1.2.0 (October 5th, 2020)

IMPROVEMENTS

  • Remove StartAsLeader configuration option [GH-364]
  • Allow futures to react to Shutdown() to prevent a deadlock with takeSnapshot() [GH-390]
  • Prevent non-voters from becoming eligible for leadership elections [GH-398]
  • Remove an unneeded io.Copy from snapshot writes [GH-399]
  • Log decoded candidate address in duplicate requestVote warning [GH-400]
  • Prevent starting a TCP transport when IP address is nil [GH-403]
  • Reject leadership transfer requests when in candidate state to prevent indefinite blocking while unable to elect a leader [GH-413]
  • Add labels for metric metadata to reduce cardinality of metric names [GH-409]
  • Add peers metric [GH-413]

BUG FIXES

  • Make LeaderCh always deliver the latest leadership transition [GH-384]
  • Handle updating an existing peer in startStopReplication [GH-419]

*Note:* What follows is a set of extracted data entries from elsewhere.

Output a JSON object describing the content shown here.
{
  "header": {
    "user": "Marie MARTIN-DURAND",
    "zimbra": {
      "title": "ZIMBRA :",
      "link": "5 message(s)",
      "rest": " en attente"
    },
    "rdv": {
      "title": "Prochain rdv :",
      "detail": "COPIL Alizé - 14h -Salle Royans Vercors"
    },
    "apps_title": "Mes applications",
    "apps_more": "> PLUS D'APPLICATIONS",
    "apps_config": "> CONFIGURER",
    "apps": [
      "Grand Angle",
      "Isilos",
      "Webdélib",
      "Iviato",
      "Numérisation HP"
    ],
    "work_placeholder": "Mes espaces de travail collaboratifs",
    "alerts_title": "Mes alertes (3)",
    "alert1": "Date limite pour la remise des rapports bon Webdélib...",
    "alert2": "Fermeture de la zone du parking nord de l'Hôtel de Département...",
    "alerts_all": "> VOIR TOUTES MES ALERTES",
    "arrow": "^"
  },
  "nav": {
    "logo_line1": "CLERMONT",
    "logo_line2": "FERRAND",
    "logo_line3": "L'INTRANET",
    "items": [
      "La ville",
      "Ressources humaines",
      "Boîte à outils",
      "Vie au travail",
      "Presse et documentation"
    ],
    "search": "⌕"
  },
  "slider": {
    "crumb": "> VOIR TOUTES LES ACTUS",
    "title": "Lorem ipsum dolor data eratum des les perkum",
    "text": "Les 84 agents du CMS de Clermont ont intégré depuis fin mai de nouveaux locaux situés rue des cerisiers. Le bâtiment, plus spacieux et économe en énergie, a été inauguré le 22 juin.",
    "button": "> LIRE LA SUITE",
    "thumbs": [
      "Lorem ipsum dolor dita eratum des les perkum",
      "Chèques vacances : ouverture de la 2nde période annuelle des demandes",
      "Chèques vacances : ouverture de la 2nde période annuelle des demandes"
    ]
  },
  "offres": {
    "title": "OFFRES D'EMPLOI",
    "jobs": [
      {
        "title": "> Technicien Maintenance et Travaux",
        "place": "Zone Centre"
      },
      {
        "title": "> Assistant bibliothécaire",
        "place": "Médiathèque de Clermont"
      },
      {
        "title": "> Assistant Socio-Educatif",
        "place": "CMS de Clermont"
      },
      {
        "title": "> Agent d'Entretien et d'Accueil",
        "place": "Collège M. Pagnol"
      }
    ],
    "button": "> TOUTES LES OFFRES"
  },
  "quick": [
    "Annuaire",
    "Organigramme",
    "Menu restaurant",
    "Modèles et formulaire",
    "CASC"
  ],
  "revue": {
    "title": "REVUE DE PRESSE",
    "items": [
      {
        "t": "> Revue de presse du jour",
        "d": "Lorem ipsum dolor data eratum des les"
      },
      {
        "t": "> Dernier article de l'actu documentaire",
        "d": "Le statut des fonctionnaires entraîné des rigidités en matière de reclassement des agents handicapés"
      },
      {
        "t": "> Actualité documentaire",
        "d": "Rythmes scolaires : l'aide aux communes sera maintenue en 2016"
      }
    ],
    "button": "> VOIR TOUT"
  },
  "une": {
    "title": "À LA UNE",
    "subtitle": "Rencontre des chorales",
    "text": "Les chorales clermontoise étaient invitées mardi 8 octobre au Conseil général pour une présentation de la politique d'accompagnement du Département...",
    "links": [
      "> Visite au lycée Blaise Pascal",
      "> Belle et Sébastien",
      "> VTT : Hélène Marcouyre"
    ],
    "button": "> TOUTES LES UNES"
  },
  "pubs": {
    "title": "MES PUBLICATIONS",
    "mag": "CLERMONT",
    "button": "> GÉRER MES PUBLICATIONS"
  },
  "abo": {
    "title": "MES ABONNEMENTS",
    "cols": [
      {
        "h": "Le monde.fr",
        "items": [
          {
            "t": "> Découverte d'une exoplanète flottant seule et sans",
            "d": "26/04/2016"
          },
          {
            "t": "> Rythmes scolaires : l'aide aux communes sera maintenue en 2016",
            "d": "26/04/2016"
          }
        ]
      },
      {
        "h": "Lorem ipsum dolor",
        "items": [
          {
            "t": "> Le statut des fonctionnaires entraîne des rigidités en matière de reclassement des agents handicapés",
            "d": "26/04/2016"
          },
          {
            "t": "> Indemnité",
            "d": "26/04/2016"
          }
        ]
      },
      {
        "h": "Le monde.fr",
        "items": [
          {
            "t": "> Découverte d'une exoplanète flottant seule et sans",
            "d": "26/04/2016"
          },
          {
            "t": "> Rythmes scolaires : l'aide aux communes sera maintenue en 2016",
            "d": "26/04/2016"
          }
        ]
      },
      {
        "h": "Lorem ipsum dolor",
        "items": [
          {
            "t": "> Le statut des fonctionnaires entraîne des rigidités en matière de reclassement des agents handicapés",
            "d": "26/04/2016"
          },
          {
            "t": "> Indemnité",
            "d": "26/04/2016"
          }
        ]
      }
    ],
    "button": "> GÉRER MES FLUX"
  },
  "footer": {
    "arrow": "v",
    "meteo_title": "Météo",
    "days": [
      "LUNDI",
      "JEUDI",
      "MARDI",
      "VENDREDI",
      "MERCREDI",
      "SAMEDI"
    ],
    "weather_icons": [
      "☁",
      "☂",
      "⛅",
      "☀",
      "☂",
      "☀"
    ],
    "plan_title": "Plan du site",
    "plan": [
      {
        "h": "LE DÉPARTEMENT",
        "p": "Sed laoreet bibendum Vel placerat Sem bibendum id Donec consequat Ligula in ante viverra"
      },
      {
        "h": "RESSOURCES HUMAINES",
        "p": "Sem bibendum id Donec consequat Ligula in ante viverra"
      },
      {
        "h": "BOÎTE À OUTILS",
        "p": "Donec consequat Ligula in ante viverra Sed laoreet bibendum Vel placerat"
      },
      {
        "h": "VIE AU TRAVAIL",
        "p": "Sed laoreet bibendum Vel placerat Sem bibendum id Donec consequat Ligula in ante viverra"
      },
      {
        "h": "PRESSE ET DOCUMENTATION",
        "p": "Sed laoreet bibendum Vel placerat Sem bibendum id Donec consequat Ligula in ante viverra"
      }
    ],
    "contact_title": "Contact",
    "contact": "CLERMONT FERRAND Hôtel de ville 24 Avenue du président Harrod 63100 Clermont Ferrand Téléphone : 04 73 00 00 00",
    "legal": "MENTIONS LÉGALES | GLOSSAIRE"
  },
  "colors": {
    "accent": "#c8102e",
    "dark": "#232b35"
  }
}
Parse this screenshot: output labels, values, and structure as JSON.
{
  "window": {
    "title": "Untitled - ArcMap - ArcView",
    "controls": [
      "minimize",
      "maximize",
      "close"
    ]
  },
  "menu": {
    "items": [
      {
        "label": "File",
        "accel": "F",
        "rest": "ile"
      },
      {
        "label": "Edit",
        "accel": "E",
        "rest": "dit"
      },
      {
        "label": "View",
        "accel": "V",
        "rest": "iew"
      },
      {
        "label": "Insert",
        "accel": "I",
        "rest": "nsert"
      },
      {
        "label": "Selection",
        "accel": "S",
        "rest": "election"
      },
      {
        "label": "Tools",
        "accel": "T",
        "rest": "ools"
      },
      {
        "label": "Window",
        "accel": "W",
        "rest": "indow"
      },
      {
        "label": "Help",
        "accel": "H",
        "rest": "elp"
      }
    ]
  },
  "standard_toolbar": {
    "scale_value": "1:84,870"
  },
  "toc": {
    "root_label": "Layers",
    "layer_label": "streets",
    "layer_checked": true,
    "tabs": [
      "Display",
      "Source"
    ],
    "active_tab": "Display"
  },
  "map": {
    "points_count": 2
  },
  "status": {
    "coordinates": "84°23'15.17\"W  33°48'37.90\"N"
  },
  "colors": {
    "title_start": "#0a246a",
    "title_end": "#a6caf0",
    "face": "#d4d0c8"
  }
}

1.1.2 (January 17th, 2020)

FEATURES

  • Improve FSM apply performance through batching. Implementing the BatchingFSM interface enables this new feature [GH-364]
  • Add ability to obtain Raft configuration before Raft starts with GetConfiguration [GH-369]

IMPROVEMENTS

  • Remove lint violations and add a make rule for running the linter.
  • Replace logger with hclog [GH-360]
  • Read latest configuration independently from main loop [GH-379]

BUG FIXES

  • Export the leader field in LeaderObservation [GH-357]
  • Fix snapshot to not attempt to truncate a negative range [GH-358]
  • Check for shutdown in inmemPipeline before sending RPCs [GH-276]

1.1.1 (July 23rd, 2019)

FEATURES

  • Add support for extensions to be sent on log entries [GH-353]
  • Add config option to skip snapshot restore on startup [GH-340]
  • Add optional configuration store interface [GH-339]

IMPROVEMENTS

  • Break out of group commit early when no logs are present [GH-341]

BUGFIXES

  • Fix 64-bit counters on 32-bit platforms [GH-344]
  • Don't defer closing source in recover/restore operations since it's in a loop [GH-337]

1.1.0 (May 23rd, 2019)

FEATURES

  • Add transfer leadership extension [GH-306]

IMPROVEMENTS

BUGFIXES

  • Copy the contents of an InmemSnapshotStore when opening a snapshot [GH-270]
  • Fix logging panic when converting parameters to strings [GH-332]

1.0.1 (April 12th, 2019)

IMPROVEMENTS

  • InMemTransport: Add timeout for sending a message [GH-313]
  • ensure 'make deps' downloads test dependencies like testify [GH-310]
  • Clarifies function of CommitTimeout [GH-309]
  • Add additional metrics regarding log dispatching and committal [GH-316]

1.0.0 (October 3rd, 2017)

v1.0.0 takes the changes that were staged in the library-v2-stage-one branch. This version manages server identities using a UUID, so introduces some breaking API changes. It also versions the Raft protocol, and requires some special steps when interoperating with Raft servers running older versions of the library (see the detailed comment in config.go about version compatibility). You can reference https://github.com/hashicorp/consul/pull/2222 for an idea of what was required to port Consul to these new interfaces.

0.1.0 (September 29th, 2017)

v0.1.0 is the original stable version of the library that was in main and has been maintained with no breaking API changes. This was in use by Consul prior to version 0.7.0.